The experimental study on multiple mechanisms of enhanced CBM recovery by autogenous nitrogen fracturing fluid

Abstract

Hydraulic fracturing is a widely adopted technique for enhancing the permeability of coalbed methane (CBM) reservoirs, thus improving the recovery of CBM. Although previous studies have extensively explored the role of fracturing fluids in creating fractures and improving permeability, there remains a notable deficiency in the literature regarding the impact of these fluids on enhancing gas desorption and diffusion.
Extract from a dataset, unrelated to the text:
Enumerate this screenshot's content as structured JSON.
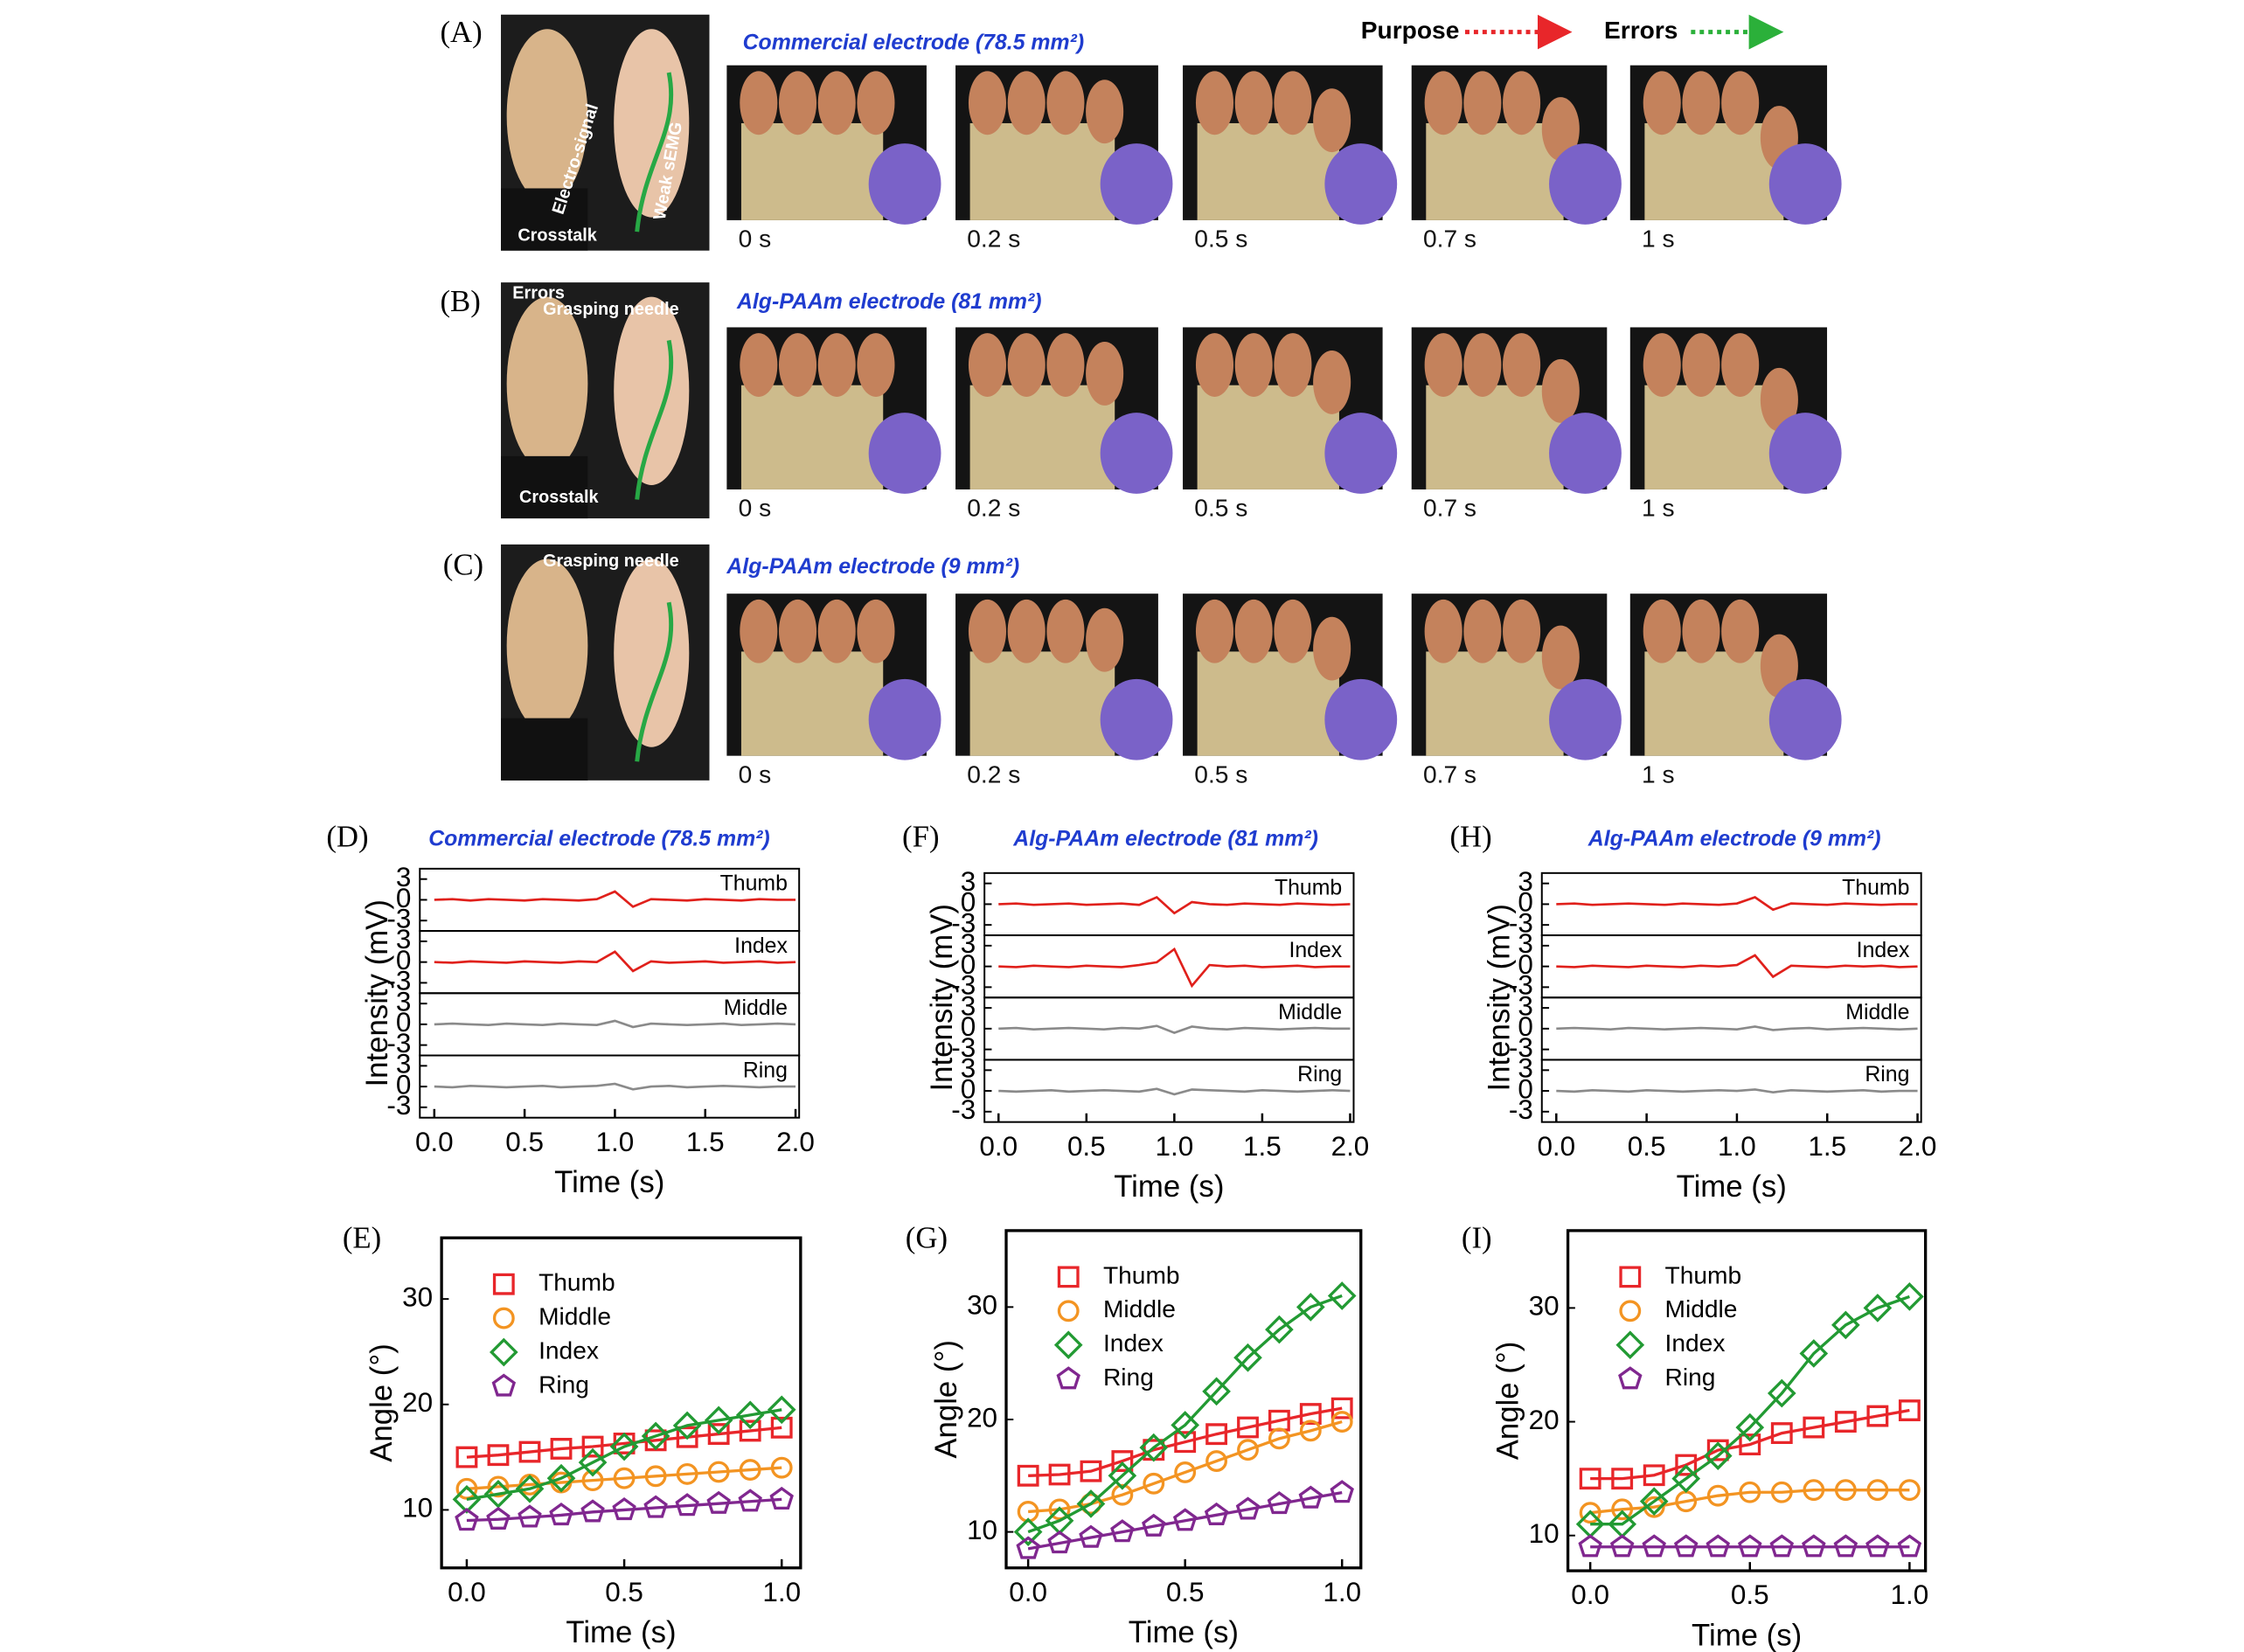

This research employs an experimental investigation into a novel autogenous nitrogen (N2) fracturing fluid, demonstrating its significant potential for increasing CBM reservoir permeability and enhancing the desorption and diffusion of CBM. Through optimization experiments, the study initially determines the optimal proportions of sodium nitrite (NaNO2), ammonium chloride (NH4Cl), and an acidic activator to maximize the generation of N2. Kinetic experiments and subsequent analyses reveal that the autogenous N2 fracturing fluid releases a substantial amount of N2 and heat, with the reaction rate highly influenced by initial pressure and temperature conditions. Fracturing experiments on coal samples demonstrate that the release of N2 increases the fluid pressure within the pore spaces, initiating micro-fractures and enhancing permeability. Additionally, the increased pore pressure mitigates the water block effect and improves the gas diffusion. The heat and gas released during the reaction significantly facilitate the desorption of CBM within coals. This fracturing fluid offers a comprehensive approach for enhancing CBM recovery.